The Belgian government is investigating what looks to be an attack by Chinese hackers, who breached an external email server used regularly by its federal intelligence service.
The email server appears to have been one that is not used for state secrets, but it is possible that the sensitive personal information of government staff was exposed as the intelligence service HR department made use of it. Chinese hackers were blamed due to commonalities with prior attacks on Belgium and other world governments, and the belief that the Barracuda email security software breach was the source of the incursion.
Belgian intelligence service breached in 2023
Though it does not grab the same headlines as other nations, Belgium has attracted significant attention from Chinese hackers since at least 2022. APT groups have been blamed for prior attempts on the interior and defense ministries, and these groups were also known to exploit the Barracuda zero-day vulnerability around this time.
Initial reporting was that the intelligence service (VSSE) was breached in 2021, but it has since issued a statement indicating that its investigation finds it being breached by the Chinese hackers in 2023. Barracuda issued a patch for its email security vulnerability in May of that year, and VSSE dropped them as a provider shortly after.

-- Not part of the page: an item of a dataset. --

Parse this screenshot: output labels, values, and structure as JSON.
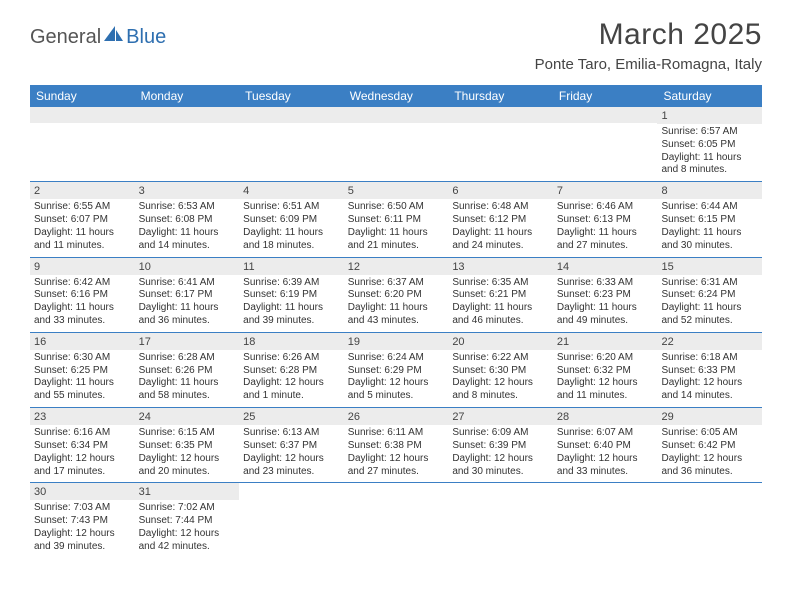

The group of Chinese hackers thought to be involved is not the infamous Salt Typhoon, which has now been active in over 100 countries but has paid special attention to US communications infrastructure as of late. However, the fact that it is a more “minor” and “lesser known” group that is nevertheless compromising national intelligence services speaks to how much in the way of manpower and resources China is putting into compromising rivals around the globe.
Chinese government denies Chinese hackers are responsible
The Belgian intelligence service has yet to make a formal charge against the Chinese hackers, but the Chinese government responded to the media reports with its usual denials and deflections. Initial reports said that the hackers had captured about 10% of the agency’s emails from sometime in 2021 to May 2023, but VSSE has since issued a clarification that it was only compromised during 2023 and that it was more like 5% of the emails.
The incident is nevertheless troubling as the emails captured may have contained discussions between the intelligence service and law enforcement as well as the highest levels of national government. The external email system that was breached was also used by the VSSE’s HR department, and could have passed some sensitive personal information belonging to its staff and job applicants.
The denials from the Chinese government about hacking fall flat in the face of mountains of attribution across the globe, both by many different national governments and many third-party security researchers that specialize in tracking sophisticated and well-resourced APT groups. The incident makes clear that there remains a strong interest in monitoring the communications of other world governments, even at the unclassified level.